I've had dogs growing up and never had a problem. Our little Gibson, a 12 week old yorkie/maltese, is apparently hypo-allergenic. We hung out with him a few times at our friends before taking him, and I didn't have any reaction. 

Someone mentioned there are wipes and/or shampoo that I can get that will help with this. Any suggestions? I'm hoping it's just something he got into, but am willing to try whatever it might need.

Thanks,

Chris/Gibson


----------



## skelaki (Nov 9, 2006)

First, try giving him a bath using a puppy shampoo that has no fragrances you might be allergic to.

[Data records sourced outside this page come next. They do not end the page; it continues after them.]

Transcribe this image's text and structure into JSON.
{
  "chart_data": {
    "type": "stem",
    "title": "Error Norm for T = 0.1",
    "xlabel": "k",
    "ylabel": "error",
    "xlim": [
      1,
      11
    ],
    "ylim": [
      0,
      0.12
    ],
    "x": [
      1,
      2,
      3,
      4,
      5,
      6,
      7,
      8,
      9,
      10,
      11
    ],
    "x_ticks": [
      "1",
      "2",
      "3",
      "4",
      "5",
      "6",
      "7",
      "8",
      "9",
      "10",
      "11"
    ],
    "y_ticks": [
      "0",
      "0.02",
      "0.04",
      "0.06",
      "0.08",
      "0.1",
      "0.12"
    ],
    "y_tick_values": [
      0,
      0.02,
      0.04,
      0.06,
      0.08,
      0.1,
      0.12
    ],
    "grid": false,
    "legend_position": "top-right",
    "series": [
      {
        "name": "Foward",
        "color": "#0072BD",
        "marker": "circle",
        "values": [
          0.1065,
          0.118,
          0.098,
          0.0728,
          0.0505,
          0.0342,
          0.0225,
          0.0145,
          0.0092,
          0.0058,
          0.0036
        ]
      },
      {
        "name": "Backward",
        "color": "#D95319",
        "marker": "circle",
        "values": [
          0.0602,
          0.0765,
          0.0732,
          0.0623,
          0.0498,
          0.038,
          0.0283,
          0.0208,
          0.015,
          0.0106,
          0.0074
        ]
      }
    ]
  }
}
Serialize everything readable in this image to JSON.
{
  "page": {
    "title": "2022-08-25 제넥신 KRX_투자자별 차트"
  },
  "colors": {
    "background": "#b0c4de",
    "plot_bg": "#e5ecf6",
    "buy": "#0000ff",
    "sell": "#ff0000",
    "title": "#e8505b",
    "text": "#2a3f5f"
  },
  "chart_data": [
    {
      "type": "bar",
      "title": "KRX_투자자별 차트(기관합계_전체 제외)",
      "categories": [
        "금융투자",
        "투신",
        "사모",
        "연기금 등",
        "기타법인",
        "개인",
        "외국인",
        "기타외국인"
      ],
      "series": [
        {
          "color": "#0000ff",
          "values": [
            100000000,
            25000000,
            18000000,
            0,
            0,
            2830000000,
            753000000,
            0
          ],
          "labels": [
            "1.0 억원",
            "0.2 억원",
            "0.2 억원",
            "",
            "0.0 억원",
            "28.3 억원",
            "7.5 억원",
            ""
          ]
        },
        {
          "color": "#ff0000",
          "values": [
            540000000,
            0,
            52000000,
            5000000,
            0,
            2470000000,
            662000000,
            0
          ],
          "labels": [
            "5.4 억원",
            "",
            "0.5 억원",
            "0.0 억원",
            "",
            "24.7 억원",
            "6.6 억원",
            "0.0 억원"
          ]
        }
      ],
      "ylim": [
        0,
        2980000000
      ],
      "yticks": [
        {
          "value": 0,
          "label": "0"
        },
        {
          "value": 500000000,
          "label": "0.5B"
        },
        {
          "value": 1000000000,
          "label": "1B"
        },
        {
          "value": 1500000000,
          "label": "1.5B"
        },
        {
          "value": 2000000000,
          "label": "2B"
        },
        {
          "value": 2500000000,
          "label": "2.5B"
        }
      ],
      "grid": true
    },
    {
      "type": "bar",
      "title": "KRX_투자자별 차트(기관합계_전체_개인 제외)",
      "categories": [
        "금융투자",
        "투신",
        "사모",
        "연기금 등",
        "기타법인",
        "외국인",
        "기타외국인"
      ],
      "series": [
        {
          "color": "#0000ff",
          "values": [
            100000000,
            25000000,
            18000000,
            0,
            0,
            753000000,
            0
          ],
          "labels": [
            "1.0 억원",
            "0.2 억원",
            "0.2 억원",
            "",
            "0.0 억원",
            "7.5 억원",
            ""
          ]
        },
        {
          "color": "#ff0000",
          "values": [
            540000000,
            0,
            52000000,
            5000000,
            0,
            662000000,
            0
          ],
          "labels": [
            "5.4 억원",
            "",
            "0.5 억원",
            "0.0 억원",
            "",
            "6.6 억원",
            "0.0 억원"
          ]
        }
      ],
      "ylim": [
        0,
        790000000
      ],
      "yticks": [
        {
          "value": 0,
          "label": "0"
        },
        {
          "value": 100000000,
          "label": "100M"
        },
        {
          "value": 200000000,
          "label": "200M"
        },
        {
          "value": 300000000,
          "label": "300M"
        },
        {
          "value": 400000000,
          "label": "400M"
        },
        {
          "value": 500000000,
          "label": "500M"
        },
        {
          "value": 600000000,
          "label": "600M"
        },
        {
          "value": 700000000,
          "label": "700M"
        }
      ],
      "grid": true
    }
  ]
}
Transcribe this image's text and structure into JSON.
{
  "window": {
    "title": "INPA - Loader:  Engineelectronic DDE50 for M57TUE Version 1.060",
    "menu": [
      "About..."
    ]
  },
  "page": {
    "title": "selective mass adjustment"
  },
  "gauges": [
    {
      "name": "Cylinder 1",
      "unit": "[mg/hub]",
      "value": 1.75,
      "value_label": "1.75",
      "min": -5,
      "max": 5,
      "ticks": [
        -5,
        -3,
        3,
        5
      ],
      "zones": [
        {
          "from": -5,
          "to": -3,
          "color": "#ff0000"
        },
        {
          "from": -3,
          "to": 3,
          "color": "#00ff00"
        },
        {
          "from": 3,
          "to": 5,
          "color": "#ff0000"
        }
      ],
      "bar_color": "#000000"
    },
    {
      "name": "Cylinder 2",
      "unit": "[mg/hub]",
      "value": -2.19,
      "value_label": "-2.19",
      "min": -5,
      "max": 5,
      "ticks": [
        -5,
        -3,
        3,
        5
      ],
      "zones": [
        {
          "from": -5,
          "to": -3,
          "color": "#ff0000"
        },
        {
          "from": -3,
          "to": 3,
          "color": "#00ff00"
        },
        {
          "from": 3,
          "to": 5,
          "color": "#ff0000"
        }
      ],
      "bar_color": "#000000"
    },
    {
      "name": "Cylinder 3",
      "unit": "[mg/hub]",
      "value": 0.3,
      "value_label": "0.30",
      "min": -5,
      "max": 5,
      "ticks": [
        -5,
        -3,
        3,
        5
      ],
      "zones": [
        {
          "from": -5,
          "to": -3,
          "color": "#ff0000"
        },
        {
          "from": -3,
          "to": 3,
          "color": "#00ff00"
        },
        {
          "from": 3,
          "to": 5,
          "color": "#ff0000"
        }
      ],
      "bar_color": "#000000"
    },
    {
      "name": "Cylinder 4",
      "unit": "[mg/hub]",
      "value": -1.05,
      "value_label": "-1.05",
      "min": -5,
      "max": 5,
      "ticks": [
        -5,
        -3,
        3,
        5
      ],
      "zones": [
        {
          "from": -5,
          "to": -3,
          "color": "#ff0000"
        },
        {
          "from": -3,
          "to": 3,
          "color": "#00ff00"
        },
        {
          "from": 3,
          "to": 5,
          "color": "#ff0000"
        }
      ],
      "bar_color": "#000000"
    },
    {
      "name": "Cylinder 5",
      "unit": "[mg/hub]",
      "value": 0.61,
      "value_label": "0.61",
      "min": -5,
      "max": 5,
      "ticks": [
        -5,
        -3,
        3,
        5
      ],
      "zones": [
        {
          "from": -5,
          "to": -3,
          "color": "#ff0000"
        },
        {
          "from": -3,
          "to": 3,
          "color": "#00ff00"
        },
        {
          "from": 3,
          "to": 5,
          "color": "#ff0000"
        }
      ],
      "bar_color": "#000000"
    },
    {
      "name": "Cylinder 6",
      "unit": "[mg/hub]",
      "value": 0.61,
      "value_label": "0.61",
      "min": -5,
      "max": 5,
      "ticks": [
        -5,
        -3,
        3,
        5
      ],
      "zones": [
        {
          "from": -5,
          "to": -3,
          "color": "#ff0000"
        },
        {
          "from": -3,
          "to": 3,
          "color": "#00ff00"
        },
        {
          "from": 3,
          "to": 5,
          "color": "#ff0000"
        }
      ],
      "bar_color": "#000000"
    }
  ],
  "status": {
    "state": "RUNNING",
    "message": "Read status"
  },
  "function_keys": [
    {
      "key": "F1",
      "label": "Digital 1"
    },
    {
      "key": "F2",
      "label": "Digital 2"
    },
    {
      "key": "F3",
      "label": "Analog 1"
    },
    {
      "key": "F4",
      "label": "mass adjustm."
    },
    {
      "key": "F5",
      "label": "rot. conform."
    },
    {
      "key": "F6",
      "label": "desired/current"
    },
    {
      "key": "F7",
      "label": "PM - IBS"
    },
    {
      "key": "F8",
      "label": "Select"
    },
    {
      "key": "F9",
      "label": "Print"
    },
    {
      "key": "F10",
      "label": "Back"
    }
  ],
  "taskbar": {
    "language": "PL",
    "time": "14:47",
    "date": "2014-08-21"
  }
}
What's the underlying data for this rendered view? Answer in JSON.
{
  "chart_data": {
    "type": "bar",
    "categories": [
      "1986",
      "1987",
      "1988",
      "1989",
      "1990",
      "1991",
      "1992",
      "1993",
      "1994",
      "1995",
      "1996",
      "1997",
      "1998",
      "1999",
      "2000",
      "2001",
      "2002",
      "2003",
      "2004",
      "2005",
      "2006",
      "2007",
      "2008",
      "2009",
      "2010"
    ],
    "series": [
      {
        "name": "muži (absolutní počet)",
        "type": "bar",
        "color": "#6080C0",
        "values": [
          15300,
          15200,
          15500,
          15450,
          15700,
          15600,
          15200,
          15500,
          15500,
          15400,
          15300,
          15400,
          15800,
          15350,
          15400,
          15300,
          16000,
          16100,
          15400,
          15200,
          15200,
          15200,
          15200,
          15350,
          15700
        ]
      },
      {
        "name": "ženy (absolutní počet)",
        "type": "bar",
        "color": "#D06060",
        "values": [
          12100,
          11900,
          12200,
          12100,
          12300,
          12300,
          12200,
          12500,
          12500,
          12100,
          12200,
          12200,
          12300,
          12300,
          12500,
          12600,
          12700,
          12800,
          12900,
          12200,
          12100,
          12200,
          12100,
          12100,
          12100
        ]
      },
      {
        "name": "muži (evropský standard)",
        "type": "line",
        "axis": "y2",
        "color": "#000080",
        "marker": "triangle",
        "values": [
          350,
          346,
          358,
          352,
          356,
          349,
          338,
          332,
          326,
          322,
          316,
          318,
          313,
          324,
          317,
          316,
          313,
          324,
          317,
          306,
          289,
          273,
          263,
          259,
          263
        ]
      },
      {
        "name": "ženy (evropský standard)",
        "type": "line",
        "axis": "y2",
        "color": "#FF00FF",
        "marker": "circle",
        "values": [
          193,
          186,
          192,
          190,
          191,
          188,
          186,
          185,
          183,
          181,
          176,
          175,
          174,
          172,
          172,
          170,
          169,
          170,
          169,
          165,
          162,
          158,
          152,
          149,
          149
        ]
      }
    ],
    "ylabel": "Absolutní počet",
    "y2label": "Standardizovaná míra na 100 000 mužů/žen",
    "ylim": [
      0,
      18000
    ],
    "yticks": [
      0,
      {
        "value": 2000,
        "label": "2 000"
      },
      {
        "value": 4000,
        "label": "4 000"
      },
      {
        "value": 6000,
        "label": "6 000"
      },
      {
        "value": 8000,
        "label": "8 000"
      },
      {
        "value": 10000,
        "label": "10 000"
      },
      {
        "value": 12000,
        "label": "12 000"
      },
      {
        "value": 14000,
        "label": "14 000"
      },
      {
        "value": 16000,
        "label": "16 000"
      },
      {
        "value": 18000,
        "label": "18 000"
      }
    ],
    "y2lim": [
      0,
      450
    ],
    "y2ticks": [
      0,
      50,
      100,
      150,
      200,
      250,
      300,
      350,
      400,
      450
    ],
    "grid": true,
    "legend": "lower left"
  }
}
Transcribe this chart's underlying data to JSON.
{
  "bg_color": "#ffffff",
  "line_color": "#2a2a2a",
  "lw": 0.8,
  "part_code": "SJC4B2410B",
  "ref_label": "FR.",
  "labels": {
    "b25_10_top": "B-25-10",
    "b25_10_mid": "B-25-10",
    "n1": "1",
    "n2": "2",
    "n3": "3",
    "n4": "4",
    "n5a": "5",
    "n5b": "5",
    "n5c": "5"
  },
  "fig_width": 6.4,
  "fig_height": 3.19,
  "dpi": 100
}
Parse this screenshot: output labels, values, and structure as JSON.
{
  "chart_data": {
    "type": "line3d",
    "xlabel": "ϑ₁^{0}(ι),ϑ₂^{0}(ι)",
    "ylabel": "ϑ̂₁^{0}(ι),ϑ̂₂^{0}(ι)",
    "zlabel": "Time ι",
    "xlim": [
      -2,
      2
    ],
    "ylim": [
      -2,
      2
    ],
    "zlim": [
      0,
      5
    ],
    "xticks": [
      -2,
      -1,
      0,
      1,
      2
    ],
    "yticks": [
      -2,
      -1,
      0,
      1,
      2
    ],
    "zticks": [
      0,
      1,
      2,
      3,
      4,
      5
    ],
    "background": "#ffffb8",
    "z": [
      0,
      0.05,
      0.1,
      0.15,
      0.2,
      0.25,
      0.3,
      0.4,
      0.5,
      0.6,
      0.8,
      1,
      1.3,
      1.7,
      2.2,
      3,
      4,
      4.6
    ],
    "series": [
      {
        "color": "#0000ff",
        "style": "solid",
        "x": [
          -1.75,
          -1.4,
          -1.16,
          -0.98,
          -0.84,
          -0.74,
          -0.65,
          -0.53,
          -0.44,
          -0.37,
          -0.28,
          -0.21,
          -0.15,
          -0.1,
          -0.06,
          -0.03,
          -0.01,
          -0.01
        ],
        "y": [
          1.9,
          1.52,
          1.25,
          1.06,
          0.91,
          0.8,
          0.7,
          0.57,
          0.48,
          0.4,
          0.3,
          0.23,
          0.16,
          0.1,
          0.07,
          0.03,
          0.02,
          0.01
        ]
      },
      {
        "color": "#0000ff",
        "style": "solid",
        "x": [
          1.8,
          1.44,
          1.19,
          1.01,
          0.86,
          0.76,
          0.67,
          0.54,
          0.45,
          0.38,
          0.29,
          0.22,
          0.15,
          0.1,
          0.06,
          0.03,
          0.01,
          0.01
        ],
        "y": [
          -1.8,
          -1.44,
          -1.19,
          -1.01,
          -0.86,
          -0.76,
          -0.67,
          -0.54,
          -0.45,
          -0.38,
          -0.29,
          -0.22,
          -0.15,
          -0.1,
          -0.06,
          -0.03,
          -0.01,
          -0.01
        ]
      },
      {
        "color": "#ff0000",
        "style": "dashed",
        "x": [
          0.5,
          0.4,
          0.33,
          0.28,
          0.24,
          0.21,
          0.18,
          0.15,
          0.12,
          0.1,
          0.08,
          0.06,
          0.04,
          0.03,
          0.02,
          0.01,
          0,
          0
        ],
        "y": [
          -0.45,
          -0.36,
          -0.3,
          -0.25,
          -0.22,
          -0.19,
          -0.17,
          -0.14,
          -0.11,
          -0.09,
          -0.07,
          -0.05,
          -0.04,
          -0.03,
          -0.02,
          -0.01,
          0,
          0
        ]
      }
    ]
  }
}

Since you had no problems when visiting the pup it's possible some product was used on the coat that you're allergic to.

If that doesn't work, ask your vet to recommend a shampoo and double check it with your allergist.


----------



## doggone6 (Sep 7, 2007)

I have allergies, and the whole pet allergy trip makes me crazy.

I've been allergic (severely...as in "go to the ER" allergic) to cats since I can remember, although I've met a couple of cats I WASN'T allergic to in my lifetime. I've never been allergic to dogs, but every so often I meet a dog I'm horribly allergic to (as in asthma attack, swollen eyes, and hives). There doesn't seem to be any rhyme or reason to any of it. Of course, I'm allergic to Almay cosmetics so maybe I'm just weird.

I would try bathing your puppy with a hypo-allergenic shampoo, then see what happens. It's entirely possible the pup was bathed or sprayed with something that set your allergies off just before you picked him up. Those wipes you spoke of seem to work for some people, but they set off my allergies the second I opened the package when I tried them for a friend's cat.

Good luck!


----------